Illegal drugs such as cannabis, heroin, cocaine and ecstasy have always been a worry for parents, but legal highs that have appeared on the market in recent times have become a growing concern that has been linked to a number of deaths in the UK.

Destructive Addiction

Grace left home when her relationship with her family broke down. She was living on the street, and in a bid to cope with the cold weather, she began smoking the legal high Spice. She admits she became addicted quite quickly, adding, “My emotional attachment to Spice was ridiculous.”

She spoke about how agitated she would become when she did not have the synthetic cannabis and how she would repeatedly punch herself in the head. She said she felt that she needed the drug to help her sleep and to keep herself calm.

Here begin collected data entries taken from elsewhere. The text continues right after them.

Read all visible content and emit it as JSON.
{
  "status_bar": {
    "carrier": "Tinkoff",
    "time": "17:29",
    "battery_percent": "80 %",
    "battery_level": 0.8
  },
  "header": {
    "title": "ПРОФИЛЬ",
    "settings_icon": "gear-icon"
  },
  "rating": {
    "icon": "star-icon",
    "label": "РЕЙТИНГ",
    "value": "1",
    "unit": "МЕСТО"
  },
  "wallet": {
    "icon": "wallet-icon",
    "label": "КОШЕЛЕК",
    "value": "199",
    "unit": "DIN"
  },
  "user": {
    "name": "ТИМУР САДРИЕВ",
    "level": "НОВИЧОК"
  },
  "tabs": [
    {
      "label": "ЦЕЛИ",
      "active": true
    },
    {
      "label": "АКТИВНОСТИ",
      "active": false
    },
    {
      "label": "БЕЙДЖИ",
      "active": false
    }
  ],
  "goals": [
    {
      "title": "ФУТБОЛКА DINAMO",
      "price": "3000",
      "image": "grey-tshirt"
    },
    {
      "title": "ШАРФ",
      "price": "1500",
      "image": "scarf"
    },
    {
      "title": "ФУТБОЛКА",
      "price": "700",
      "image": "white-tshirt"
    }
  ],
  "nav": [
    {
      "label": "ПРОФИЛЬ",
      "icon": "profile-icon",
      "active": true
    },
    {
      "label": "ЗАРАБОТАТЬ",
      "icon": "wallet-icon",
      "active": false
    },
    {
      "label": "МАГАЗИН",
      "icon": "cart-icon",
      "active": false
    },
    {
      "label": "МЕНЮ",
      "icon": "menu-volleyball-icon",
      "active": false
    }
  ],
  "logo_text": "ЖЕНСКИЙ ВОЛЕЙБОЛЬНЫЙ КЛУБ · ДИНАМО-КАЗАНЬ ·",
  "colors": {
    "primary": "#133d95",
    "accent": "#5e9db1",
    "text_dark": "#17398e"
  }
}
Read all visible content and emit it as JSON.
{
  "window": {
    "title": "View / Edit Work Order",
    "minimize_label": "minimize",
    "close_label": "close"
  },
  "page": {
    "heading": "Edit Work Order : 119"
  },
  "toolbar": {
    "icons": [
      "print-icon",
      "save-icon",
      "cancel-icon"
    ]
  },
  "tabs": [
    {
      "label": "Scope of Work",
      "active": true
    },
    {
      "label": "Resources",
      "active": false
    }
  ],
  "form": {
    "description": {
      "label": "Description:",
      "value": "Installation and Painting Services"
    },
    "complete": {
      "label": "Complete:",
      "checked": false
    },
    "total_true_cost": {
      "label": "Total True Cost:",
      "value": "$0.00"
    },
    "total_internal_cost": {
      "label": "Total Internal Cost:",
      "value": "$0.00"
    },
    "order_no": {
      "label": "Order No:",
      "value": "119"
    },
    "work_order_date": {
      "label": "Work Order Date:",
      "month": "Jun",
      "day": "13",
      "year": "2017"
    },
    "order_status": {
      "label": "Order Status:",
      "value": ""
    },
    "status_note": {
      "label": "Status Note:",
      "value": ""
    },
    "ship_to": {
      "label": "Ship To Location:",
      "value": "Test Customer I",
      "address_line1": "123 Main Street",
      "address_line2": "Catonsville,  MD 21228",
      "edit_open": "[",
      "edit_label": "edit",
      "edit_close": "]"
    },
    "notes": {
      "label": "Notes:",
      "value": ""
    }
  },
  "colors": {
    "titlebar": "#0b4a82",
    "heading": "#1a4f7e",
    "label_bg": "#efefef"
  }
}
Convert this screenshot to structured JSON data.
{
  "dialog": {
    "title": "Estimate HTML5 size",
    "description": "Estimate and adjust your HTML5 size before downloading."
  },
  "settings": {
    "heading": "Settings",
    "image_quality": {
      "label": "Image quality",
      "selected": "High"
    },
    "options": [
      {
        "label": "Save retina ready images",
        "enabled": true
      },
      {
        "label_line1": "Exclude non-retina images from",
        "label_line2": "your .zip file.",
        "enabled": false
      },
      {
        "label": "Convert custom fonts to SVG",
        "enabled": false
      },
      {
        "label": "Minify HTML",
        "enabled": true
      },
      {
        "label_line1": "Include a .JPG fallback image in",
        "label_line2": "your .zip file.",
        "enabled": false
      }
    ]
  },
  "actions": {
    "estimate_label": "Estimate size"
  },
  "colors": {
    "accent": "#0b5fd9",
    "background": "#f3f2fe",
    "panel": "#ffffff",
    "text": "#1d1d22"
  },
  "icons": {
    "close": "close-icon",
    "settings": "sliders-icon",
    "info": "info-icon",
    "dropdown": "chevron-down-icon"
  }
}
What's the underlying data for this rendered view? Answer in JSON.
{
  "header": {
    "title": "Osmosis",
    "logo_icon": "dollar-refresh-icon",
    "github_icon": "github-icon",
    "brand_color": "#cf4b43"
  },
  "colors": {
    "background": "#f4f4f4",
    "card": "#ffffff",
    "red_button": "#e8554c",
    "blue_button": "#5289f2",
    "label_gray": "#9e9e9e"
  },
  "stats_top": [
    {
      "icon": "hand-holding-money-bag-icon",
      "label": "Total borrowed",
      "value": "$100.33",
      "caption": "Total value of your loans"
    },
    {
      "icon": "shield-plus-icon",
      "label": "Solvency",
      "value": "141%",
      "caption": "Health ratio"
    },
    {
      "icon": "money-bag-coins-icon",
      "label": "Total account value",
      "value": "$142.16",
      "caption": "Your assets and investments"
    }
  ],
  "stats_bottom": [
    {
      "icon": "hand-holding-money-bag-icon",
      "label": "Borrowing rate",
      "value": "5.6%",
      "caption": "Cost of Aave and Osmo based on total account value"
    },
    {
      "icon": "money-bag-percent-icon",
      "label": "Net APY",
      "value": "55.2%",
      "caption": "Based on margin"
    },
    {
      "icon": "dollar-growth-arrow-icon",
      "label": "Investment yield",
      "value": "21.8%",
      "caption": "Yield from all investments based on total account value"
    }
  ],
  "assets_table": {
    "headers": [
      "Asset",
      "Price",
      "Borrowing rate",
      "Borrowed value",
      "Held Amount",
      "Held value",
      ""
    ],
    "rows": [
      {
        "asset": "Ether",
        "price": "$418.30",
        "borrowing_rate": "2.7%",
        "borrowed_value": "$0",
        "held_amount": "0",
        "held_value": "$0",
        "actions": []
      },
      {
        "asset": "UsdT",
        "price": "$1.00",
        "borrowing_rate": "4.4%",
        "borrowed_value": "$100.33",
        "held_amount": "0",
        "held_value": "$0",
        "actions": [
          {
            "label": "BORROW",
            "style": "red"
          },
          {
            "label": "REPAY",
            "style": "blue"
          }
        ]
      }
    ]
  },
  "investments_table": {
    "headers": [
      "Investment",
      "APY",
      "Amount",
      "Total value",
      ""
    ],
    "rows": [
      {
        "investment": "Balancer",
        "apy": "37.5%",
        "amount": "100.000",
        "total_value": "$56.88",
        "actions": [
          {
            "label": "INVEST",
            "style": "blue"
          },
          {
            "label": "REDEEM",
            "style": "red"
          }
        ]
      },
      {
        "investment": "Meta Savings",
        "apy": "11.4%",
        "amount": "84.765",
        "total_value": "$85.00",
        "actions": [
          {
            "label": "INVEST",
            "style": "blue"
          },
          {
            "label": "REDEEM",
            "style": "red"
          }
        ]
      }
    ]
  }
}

When she did not have it, she would lose control, and admits, “I’ve given myself full black eyes from it before, just because I haven’t got it.”

Dangerous Drugs

Legal highs are manufactured substances made to mimic illegal drugs. The biggest concern among experts is that people just do not know what they are taking. Each batch of a particular substance can be different from the last, with manufacturers using different ingredients whenever one substance is banned. This means that a person can have an adverse reaction to a legal high that they have previously taken without any issues.

Grace knows the dangers of legal highs all too well and says that she has seen people collapse ten seconds after taking one of these substances. She said, “People think, ‘I’ll only have a few drags’, but you will end up getting addicted. It changes people permanently. I’ll never be the same as I was again. When you are smoking it, it depends on the person. If you’ve never had it, a little bit can make you end up barking like a dog and spitting at people.”

Growing Problem

Grace is one of many young homeless individuals struggling with addictions to legal highs such as Spice. At the Lifeshare drop-in centre in Manchester where she often visits, support staff say that of the three hundred clients it has dealt with this year, ninety-five per cent have a problem with Spice. Support worker Julie Boyle said, “It’s the most dangerous drug that has caused the most damage, in the shortest space of time, to the most vulnerable communities that we have got. I can’t emphasise enough how much of a destructive, horrible drug it is. It’s absolutely awful.”

Proposed Ban

The UK government is about to bring the Psychoactive Substance Ban into place in response to the growing concern regarding legal highs. With so many youngsters believing that these drugs are safe to take, there is a continued issue with under eighteen’s developing addictions to legal highs. In 2014, there were 144 UK deaths linked to legal highs. In addition, according to Public Health England, in the last year, the number of people under the age of eighteen who have been treated for a legal high addiction has risen by 176%.

The ban on legal highs will prevent the sale of these substances on the streets and will mean that those found in possession with intent to supply could face up to seven years in prison.